Observatoire des migrations et des technologies : Vous viviez à Ramallah et avez récemment déménagé à l'étranger en raison de l'intensification des actions militaires d'Israël en Cisjordanie - en plus de la situation instable à Gaza. Pouvez-vous nous expliquer la situation actuelle en Cisjordanie ?
Mona Shtaya : Avec le court et fragile cessez-le-feu à Gaza, les gens ont cessé de parler de ce qui se passe en Palestine. Mais ce dont nous sommes témoins en Cisjordanie est effrayant. Israël mène des raids dans les différentes villes et camps palestiniens, et les colons attaquent de plus en plus les Palestiniens. Il ne faut pas l'oublier : La guerre à Gaza n'est pas terminée. Les choses sont compliquées. Des gens ont perdu leur maison, des membres de leur famille et des amis. Les habitants de Gaza disent qu'ils n'ont même pas le temps de faire leur deuil. C'est donc une période très difficile. Ce dont nous avons été témoins à Gaza, le déplacement forcé de personnes, ne se limite pas à Gaza. Plus de 40 000 Palestiniens ont été déplacés à Jénine et à Tulkarem, ce qui affecte particulièrement les camps de réfugiés, où les Palestiniens vivent depuis des décennies. Aujourd'hui, ils sont témoins d'une nouvelle Nakba (ndlr : catastrophe en arabe) qui touche la jeune génération alors que notre traumatisme générationnel se poursuit. Les mêmes outils et tactiques qui ont été utilisés à Gaza, tels que la coupure des communications et la fermeture d'Internet, sont également utilisés en Cisjordanie.
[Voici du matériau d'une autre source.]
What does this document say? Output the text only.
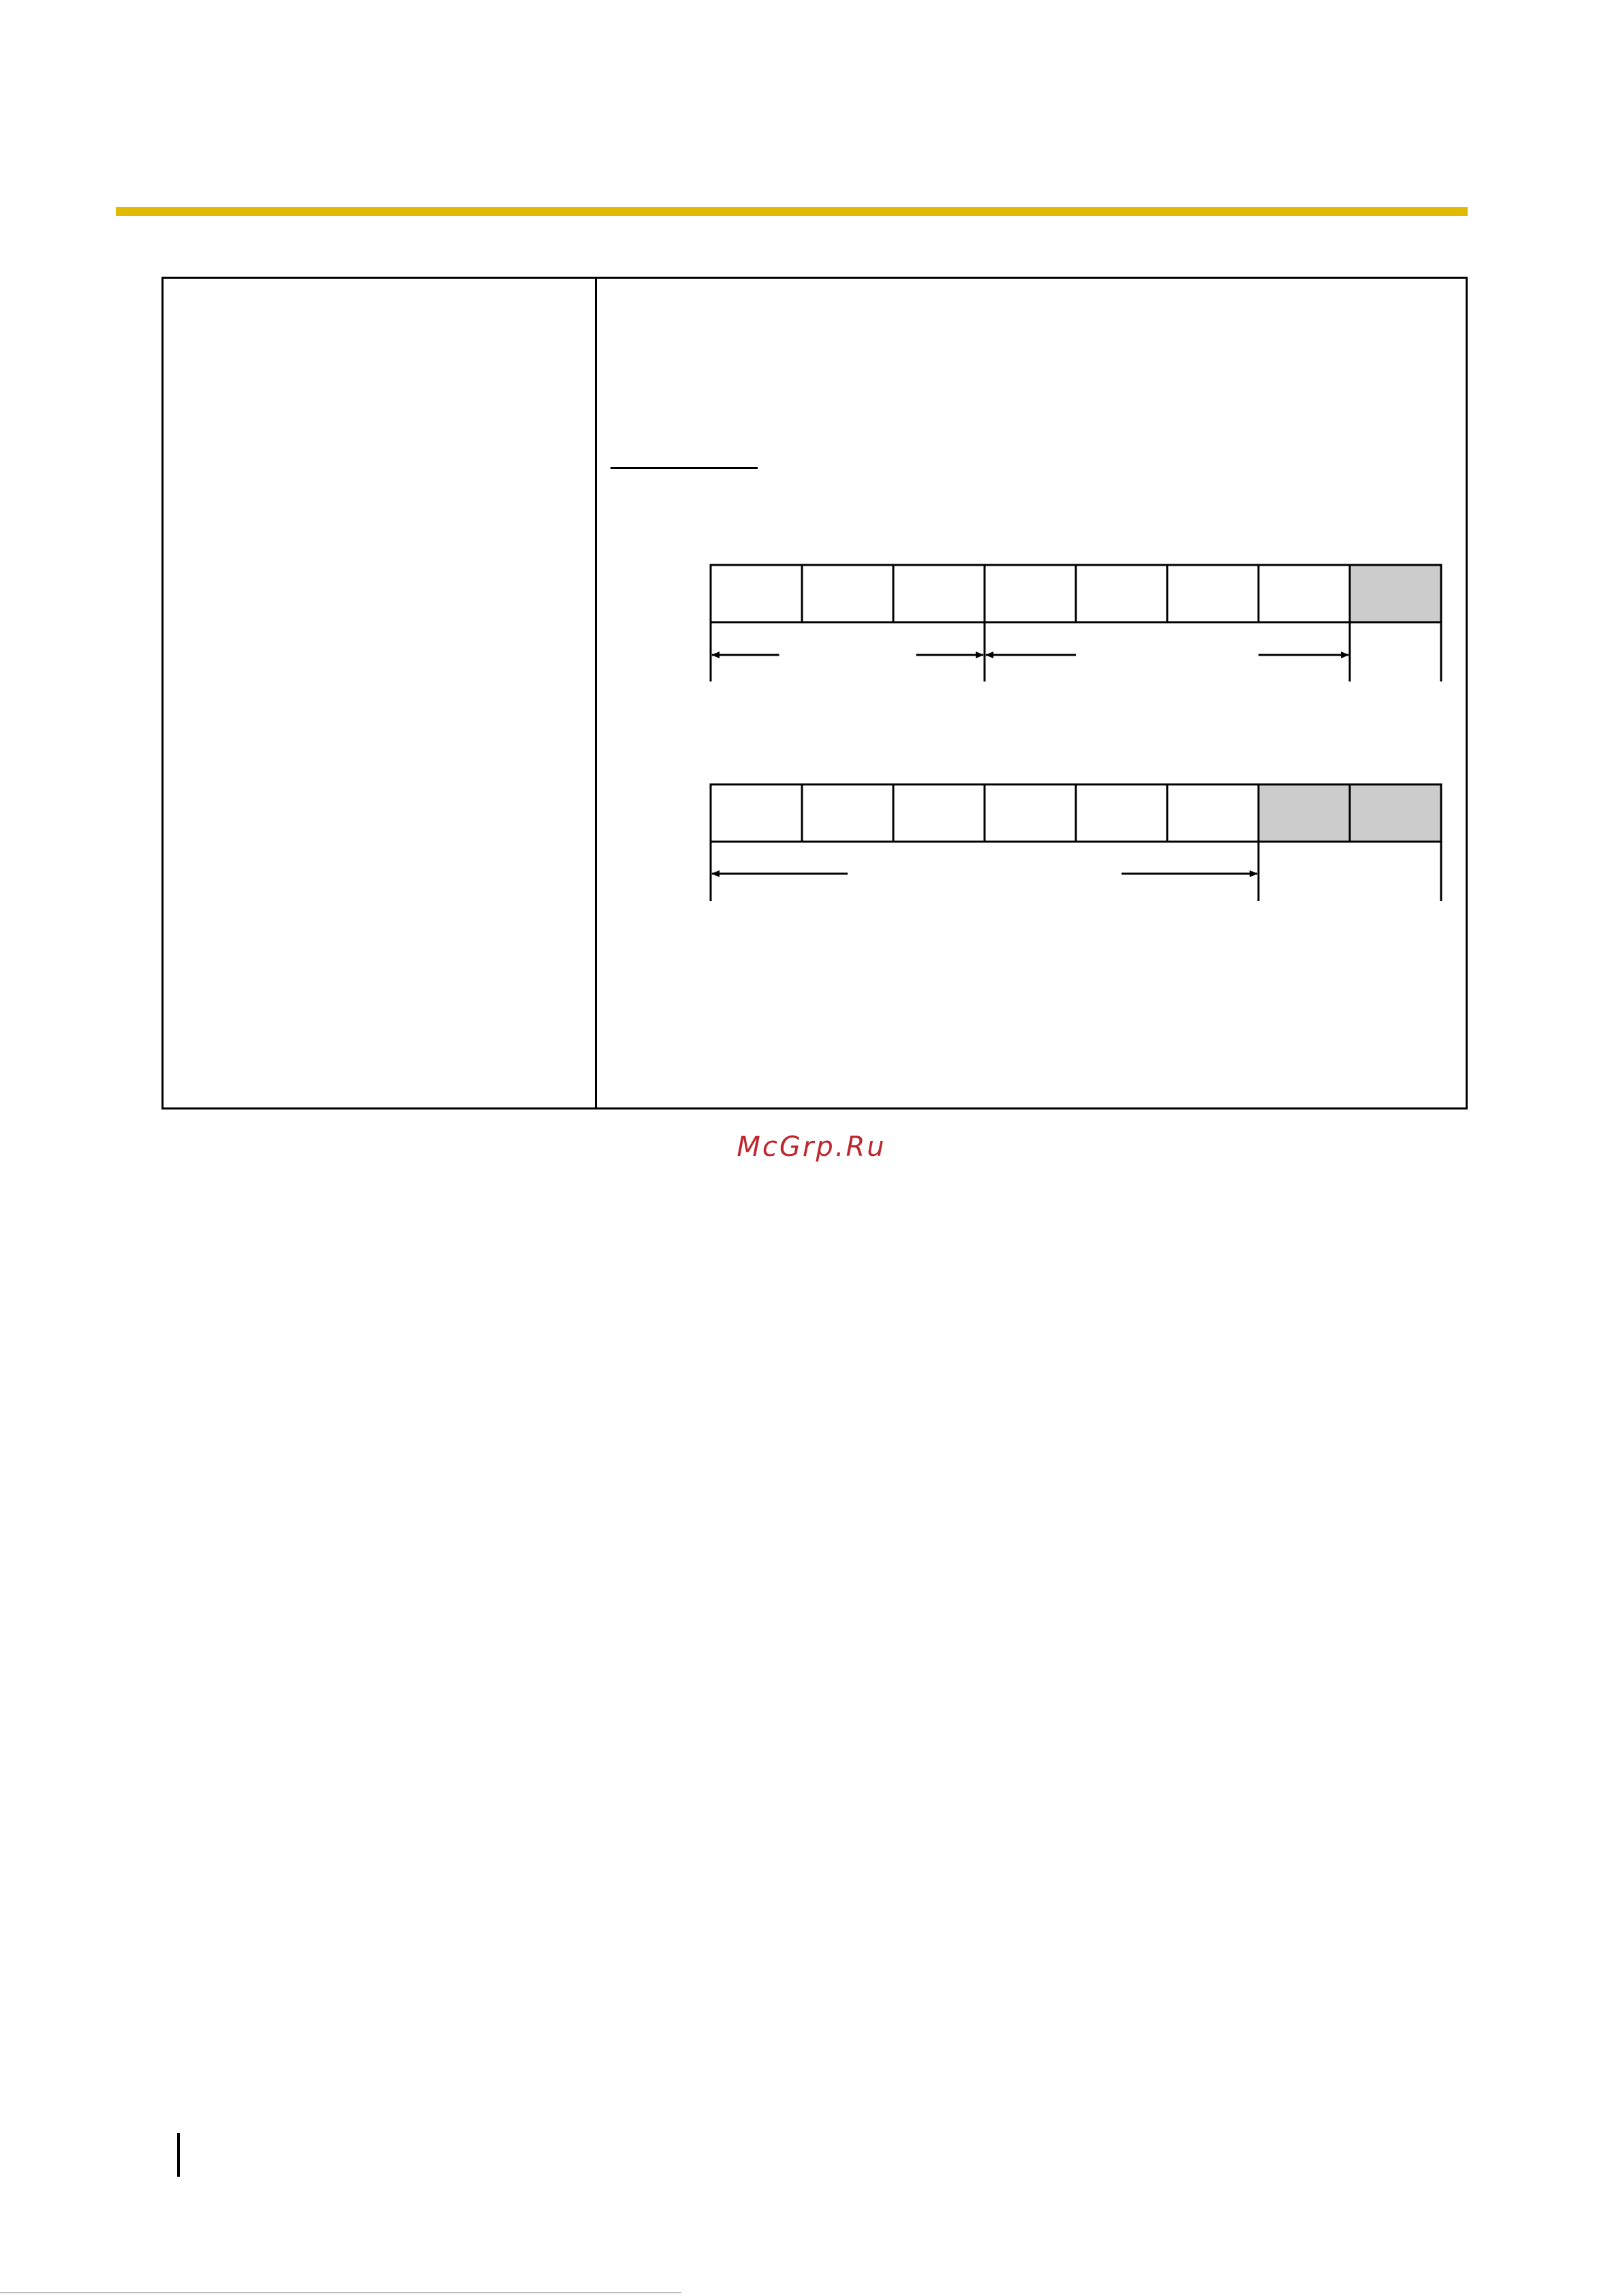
McGrp.Ru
Mona Shtaya est une militante et chercheuse palestinienne. Crédit : privé
MTM: Pouvez-vous donner un exemple ?
Mona Shtaya : Nous avons vu que pendant le génocide à Gaza, lorsqu'ils envahissaient le camp de réfugiés de Jénine ou le camp de réfugiés de Nour Sham à Tulkarem, ils coupaient aussi délibérément l'Internet et toutes les télécommunications, afin que les gens ne puissent pas documenter et rapporter ce qui se passait. En Cisjordanie, nous avons également vu des postes de contrôle militaires lourdement chargés qui sont là depuis des décennies et qui ont été activement maintenus fermés. Les Palestiniens doivent s'arrêter à ces points de contrôle militaires plus longtemps que d'habitude et il a toujours été difficile de les franchir. Il arrive que l'on attende deux ou trois heures pour se rendre au travail, puis encore deux ou trois heures pour rentrer chez soi.
MTM : Quand vous dites "lourdement chargés", qu'entendez-vous exactement ?
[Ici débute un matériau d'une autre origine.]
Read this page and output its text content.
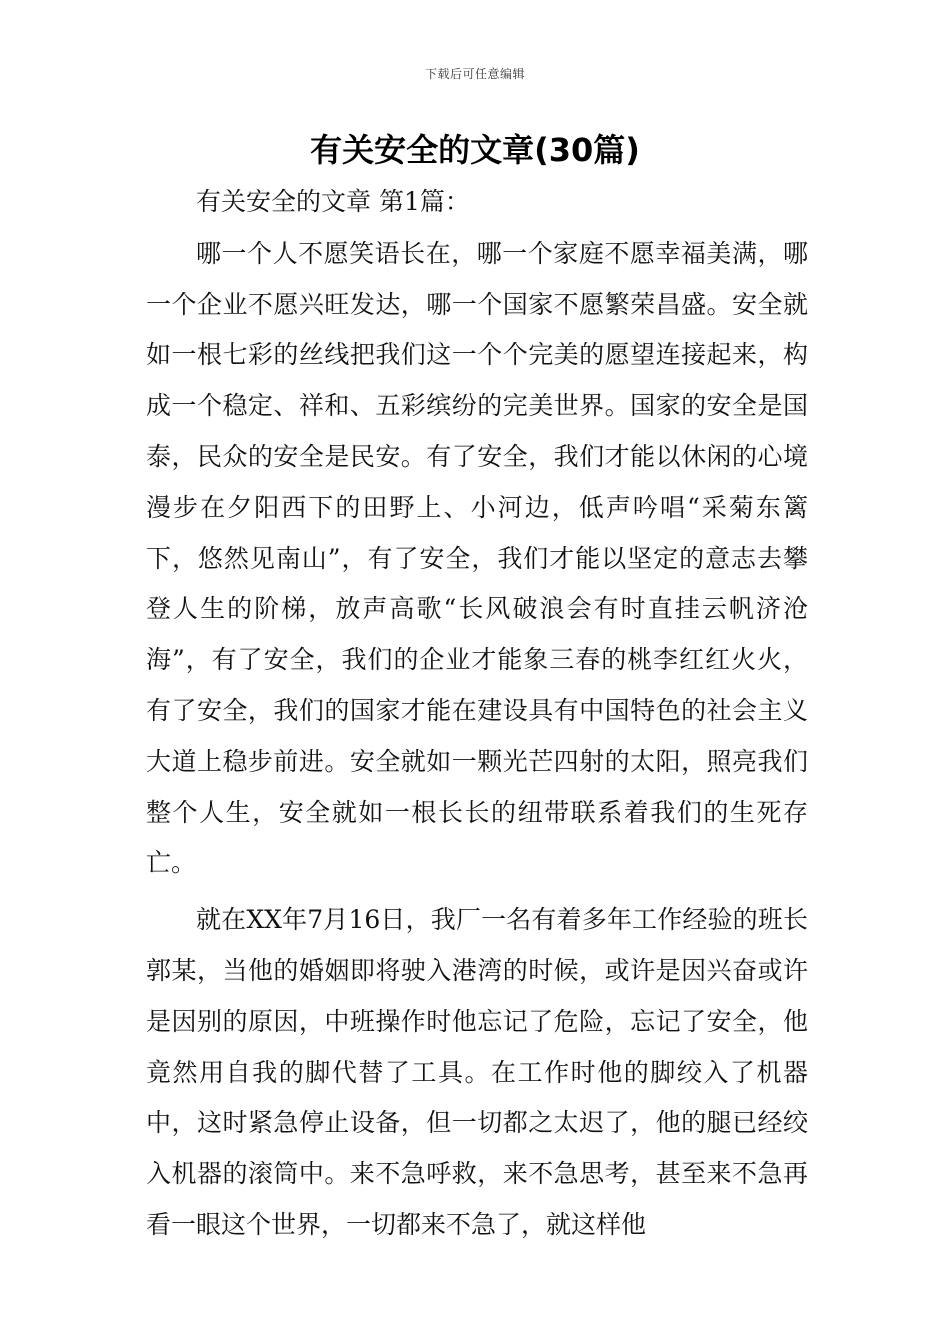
下载后可任意编辑
有关安全的文章(30篇)

有关安全的文章 第1篇：

哪一个人不愿笑语长在，哪一个家庭不愿幸福美满，哪一个企业不愿兴旺发达，哪一个国家不愿繁荣昌盛。安全就如一根七彩的丝线把我们这一个个完美的愿望连接起来，构成一个稳定、祥和、五彩缤纷的完美世界。国家的安全是国泰，民众的安全是民安。有了安全，我们才能以休闲的心境漫步在夕阳西下的田野上、小河边，低声吟唱“采菊东篱下，悠然见南山”，有了安全，我们才能以坚定的意志去攀登人生的阶梯，放声高歌“长风破浪会有时直挂云帆济沧海”，有了安全，我们的企业才能象三春的桃李红红火火，有了安全，我们的国家才能在建设具有中国特色的社会主义大道上稳步前进。安全就如一颗光芒四射的太阳，照亮我们整个人生，安全就如一根长长的纽带联系着我们的生死存亡。

就在XX年7月16日，我厂一名有着多年工作经验的班长郭某，当他的婚姻即将驶入港湾的时候，或许是因兴奋或许是因别的原因，中班操作时他忘记了危险，忘记了安全，他竟然用自我的脚代替了工具。在工作时他的脚绞入了机器中，这时紧急停止设备，但一切都之太迟了，他的腿已经绞入机器的滚筒中。来不急呼救，来不急思考，甚至来不急再看一眼这个世界，一切都来不急了，就这样他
Mona Shtaya : Lorsque je rends visite à ma famille, je dois passer par deux postes de contrôle militaires lourdement chargés. Et quand je dis "lourdement chargés", je veux aussi dire lourdement chargés de technologies de surveillance - caméras de vidéosurveillance et technologies de reconnaissance faciale, par exemple. Les soldats israéliens harcèlent également les gens lorsqu'ils les arrêtent. Ils prennent parfois des photos de votre visage ou de votre carte d'identité et établissent votre profil. On y réfléchit à deux fois avant de se rendre dans un endroit où il y a un poste de contrôle. En outre, il est très difficile pour les Palestiniens de quitter le pays.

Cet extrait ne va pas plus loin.